Toxins in the environment pose a particular health risk to children. Public health officials want parents and other caregivers to know about a Web resource that can help them protect their children.

             

“There are a number of reasons why children are at a higher risk of harm from toxins,” said Rick Leiker, environmental toxicology manager in the Oregon Department of Human Services Public Health Division. “Their small size means they eat more food, drink more water and breathe more air per pound than adults do, which results in a higher exposure.”

 

Children are likely to play close to the ground and often put their fingers and hands in their mouths, which adds to their exposure risk.

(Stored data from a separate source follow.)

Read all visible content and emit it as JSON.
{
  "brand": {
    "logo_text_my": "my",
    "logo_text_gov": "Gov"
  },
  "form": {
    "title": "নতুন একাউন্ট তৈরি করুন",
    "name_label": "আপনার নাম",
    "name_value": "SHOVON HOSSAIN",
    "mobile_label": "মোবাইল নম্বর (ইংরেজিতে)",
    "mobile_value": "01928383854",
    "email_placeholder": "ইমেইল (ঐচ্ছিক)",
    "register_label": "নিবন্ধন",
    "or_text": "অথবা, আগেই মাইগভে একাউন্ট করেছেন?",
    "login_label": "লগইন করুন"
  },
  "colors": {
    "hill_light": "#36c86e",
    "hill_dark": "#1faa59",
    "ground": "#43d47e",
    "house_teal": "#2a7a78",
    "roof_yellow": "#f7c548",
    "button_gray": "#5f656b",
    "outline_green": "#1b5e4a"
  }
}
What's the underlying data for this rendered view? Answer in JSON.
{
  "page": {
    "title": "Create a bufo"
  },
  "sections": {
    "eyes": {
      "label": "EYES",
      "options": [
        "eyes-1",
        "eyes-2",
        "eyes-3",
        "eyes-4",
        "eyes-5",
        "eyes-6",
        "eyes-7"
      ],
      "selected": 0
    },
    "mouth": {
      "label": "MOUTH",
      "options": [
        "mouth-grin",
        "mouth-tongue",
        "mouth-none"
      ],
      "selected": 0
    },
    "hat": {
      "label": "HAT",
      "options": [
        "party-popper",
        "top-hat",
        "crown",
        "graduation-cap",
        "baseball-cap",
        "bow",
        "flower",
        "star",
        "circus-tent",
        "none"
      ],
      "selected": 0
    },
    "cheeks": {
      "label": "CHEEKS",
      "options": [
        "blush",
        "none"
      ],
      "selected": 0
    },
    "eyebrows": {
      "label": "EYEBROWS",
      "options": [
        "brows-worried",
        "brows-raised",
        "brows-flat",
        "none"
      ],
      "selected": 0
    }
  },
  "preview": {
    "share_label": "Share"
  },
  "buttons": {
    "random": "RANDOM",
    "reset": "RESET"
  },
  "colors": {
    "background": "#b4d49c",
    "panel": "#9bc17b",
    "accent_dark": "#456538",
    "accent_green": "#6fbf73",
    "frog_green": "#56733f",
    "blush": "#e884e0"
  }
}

Because young bodies grow and develop rapidly, toxins have the ability to cause lasting harm, according to Leiker.

 

“Children have more years of life ahead, which allows more time for them to develop chronic conditions like asthma, allergies or respiratory infections,” said Leiker. “Sometimes a toxic exposure can lead to a lifetime of lowered intelligence, learning disabilities or physical coordination problems.”

 

Many toxins are part of everyday life, so parents may not realize their danger. Leiker listed pesticides, secondhand smoke, lead paint and household chemicals as common examples. “The effects of some of these toxins won’t be seen until children are fully grown,” he said. “Parents need to be able to recognize potential risks so they take protective action.”

 

The DHS Public Health Division works with other state agencies such as the Oregon Department of Environmental Quality to reduce exposure to many  toxins such as lead, pesticides or bacterial contamination in ocean waters through monitoring and education programs. The Web site is a one-stop information resource intended to raise awareness about potential hazards and offer solutions to help minimize those risks, according to Leiker.

 

Environmental toxicology is one of many public health programs within DHS that focus on prevention and helping people manage their health so they can be as productive and healthy as possible.